Nell’antico mondo mediterraneo, la modalità di colpire una persona con uno schiaffo conosceva una sua precisa ritualità e simbologia. Lo schiaffo, dato da un uomo libero ad un altro uomo libero, veniva assestato sulla guancia del malcapitato con l’interno del palmo della mano. Ci si fermava qui, perché l’eventuale successivo schiaffo, dato col dorso della stessa mano, ma sulla guancia opposta del percosso – il cosiddetto manrovescio – poteva essere inferto solo ad uno schiavo. Questo singolare galateo della violenza, non consentiva di colpire col dorso della mano un uomo libero.
Una suggestiva interpretazione del passo di Matteo 5,39, «se uno ti percuote sulla guancia destra, porgigli anche l’altra», spiegherebbe le parole di Gesù proprio secondo questo antico codice. Gesù in sostanza, usando quell’espressione, non voleva consigliare ai suoi seguaci una generica e irenica resistenza gandhiana, ma al contrario li invitava, col gesto di mostrare l’altra guancia, alla fierezza dei figli di Dio, che di fronte ad uno sganassone fanno presente all’aggressore che non sono più schiavi («Non c’è più schiavo né libero» Gal 3,28) e che nessuno, neanche l’Imperatore aveva più il diritto di colpirli come tali.

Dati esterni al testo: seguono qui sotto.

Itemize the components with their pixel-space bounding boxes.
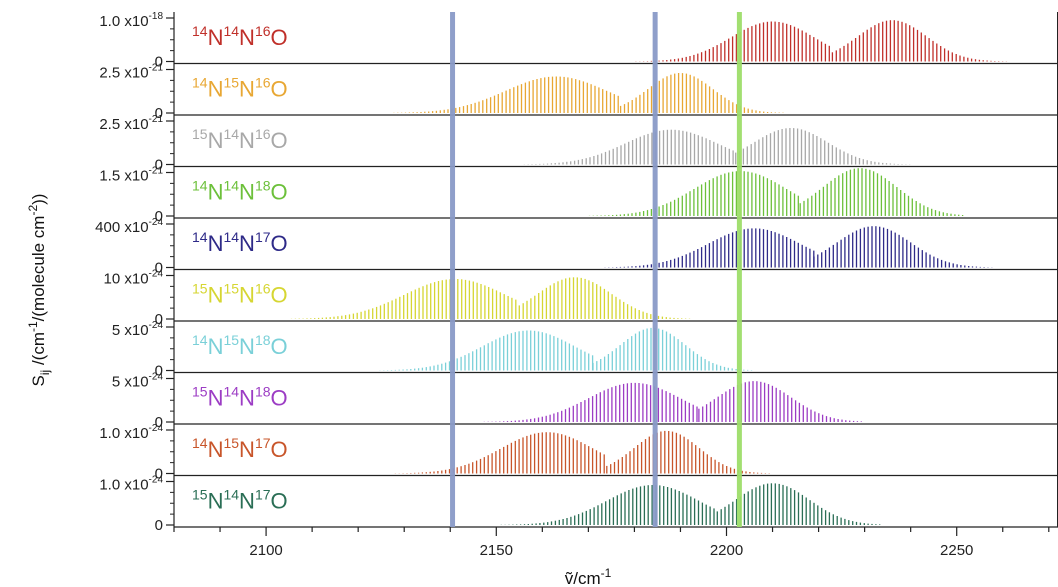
y-tick-label-max: 2.5 x10-21 (99, 63, 163, 82)
spectrum-15n14n17o (500, 483, 881, 525)
spectrum-15n14n18o (483, 381, 862, 422)
spectrum-15n14n16o (523, 128, 911, 165)
panel-15n14n18o: 0 5 x10-24 15N14N18O (112, 372, 1058, 431)
y-axis-title: Sij /(cm-1/(molecule cm-2)) (26, 194, 52, 387)
isotopologue-label-14n14n18o: 14N14N18O (192, 178, 288, 205)
panel-14n14n17o: 0 400 x10-24 14N14N17O (95, 217, 1058, 277)
y-tick-label-max: 10 x10-24 (104, 269, 164, 288)
panel-15n14n17o: 0 1.0 x10-24 15N14N17O (99, 475, 1058, 534)
y-tick-label-max: 1.0 x10-24 (99, 475, 163, 494)
y-tick-label-zero: 0 (155, 260, 163, 277)
panel-14n15n18o: 0 5 x10-24 14N15N18O (112, 320, 1058, 380)
spectrum-14n15n16o (393, 73, 784, 113)
y-tick-label-zero: 0 (155, 208, 163, 225)
x-tick-label: 2200 (710, 542, 743, 559)
x-tick-label: 2250 (940, 542, 973, 559)
y-tick-label-max: 5 x10-24 (112, 372, 164, 391)
y-tick-label-zero: 0 (155, 157, 163, 174)
panel-14n14n18o: 0 1.5 x10-21 14N14N18O (99, 166, 1058, 225)
isotopologue-label-14n14n16o: 14N14N16O (192, 23, 288, 50)
spectrum-15n15n16o (290, 277, 691, 319)
x-tick-label: 2100 (249, 542, 282, 559)
isotopologue-label-15n14n18o: 15N14N18O (192, 384, 288, 411)
vertical-markers-group (450, 12, 742, 527)
y-tick-label-zero: 0 (155, 414, 163, 431)
y-tick-label-zero: 0 (155, 54, 163, 71)
isotopologue-label-14n15n16o: 14N15N16O (192, 75, 288, 102)
x-tick-label: 2150 (480, 542, 513, 559)
x-axis-title: ṽ/cm-1 (565, 566, 612, 587)
y-tick-label-max: 400 x10-24 (95, 217, 163, 236)
panel-14n15n16o: 0 2.5 x10-21 14N15N16O (99, 63, 1058, 122)
y-tick-label-max: 5 x10-24 (112, 320, 164, 339)
panel-15n15n16o: 0 10 x10-24 15N15N16O (104, 269, 1058, 328)
y-tick-label-zero: 0 (155, 311, 163, 328)
panel-14n14n16o: 0 1.0 x10-18 14N14N16O (99, 11, 1058, 71)
y-tick-label-max: 1.5 x10-21 (99, 166, 163, 185)
spectrum-14n15n18o (379, 327, 753, 371)
isotopologue-label-15n14n16o: 15N14N16O (192, 126, 288, 153)
panel-14n15n17o: 0 1.0 x10-24 14N15N17O (99, 423, 1058, 483)
y-tick-label-zero: 0 (155, 363, 163, 380)
y-tick-label-zero: 0 (155, 105, 163, 122)
isotopologue-label-14n15n17o: 14N15N17O (192, 435, 288, 462)
y-tick-label-max: 1.0 x10-18 (99, 11, 163, 30)
spectrum-14n14n18o (588, 168, 964, 216)
isotopologue-label-15n15n16o: 15N15N16O (192, 281, 288, 308)
isotopologue-label-15n14n17o: 15N14N17O (192, 487, 288, 514)
isotopologue-label-14n15n18o: 14N15N18O (192, 332, 288, 359)
x-axis: 2100 2150 2200 2250 (173, 527, 1050, 559)
y-tick-label-max: 2.5 x10-21 (99, 114, 163, 133)
y-tick-label-max: 1.0 x10-24 (99, 423, 163, 442)
y-tick-label-zero: 0 (155, 466, 163, 483)
spectrum-14n14n16o (635, 20, 1008, 62)
y-tick-label-zero: 0 (155, 517, 163, 534)
panel-15n14n16o: 0 2.5 x10-21 15N14N16O (99, 114, 1058, 174)
isotopologue-label-14n14n17o: 14N14N17O (192, 229, 288, 256)
spectrum-14n14n17o (604, 226, 993, 268)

Spiegazione rotonda e asciutta nella sua bellezza, ma che tuttavia non figura tra le interpretazioni maggiormente gettonate dagli esegeti.
Perché ne parliamo? Tranquilli, il nostro settimanale non sta virando verso i severi e paludati territori dell’esegesi biblica. Se abbiamo ragionato attorno a questa pericope matteana è perché ha suscitato un discreto trambusto l’episodio accaduto nelle settimane scorse del parroco di Borgotrebbia, in provincia di Piacenza, don Pietro Cesena, che durante un’omelia domenicale ha preso a male parole i rapper contemporanei, colpevoli di instillare nei ragazzini idee pericolose e nichiliste. Qualificandoli più volte con un epiteto offensivo, il sacerdote ha detto che gli «adolescenti recepiscono i contenuti di questa gente, secondo cui ciò che conta nella vita è solo la carriera, le donne, il denaro e le droghe», e indignato ha lanciato una provocazione che ha fatto più scalpore delle parolacce: «Se ne incontro uno lo picchio, poi sicuramente mi picchia anche lui, ma io mi ci butto dentro in ogni caso».
Questo passaggio della singolare predica non è passato inosservato: i giornali hanno rilanciato la notizia, e uno dei più noti rapper italiani, Emis Killa, ha risposto per le rime alla minaccia del sacerdote con un video su Instagram: «Don Pietro, quando vuoi, se vuoi menare un rapper vieni a menare me. Prete c’ho il diavolo in corpo e tu me lo devi levà». L’indignazione del sacerdote nei confronti di questi nuovi corruttori sociali è comprensibile, un po’ meno forse il modo infelice in cui è stata espressa. Dispiace però anche l’arroganza del rapper, sicuro di non correre alcun rischio, perché un uomo di Chiesa non si abbasserebbe mai a menare le mani. Forse. Con un sorriso ci tornano in mente alcuni controesempi di «Cassius Clay in talare» (da fra Giovanni da Firenze detto «il pugilatore», fino al don Camillo di Guareschi), che avrebbero forse indotto Emis Killa ad ostentare meno sicurezza.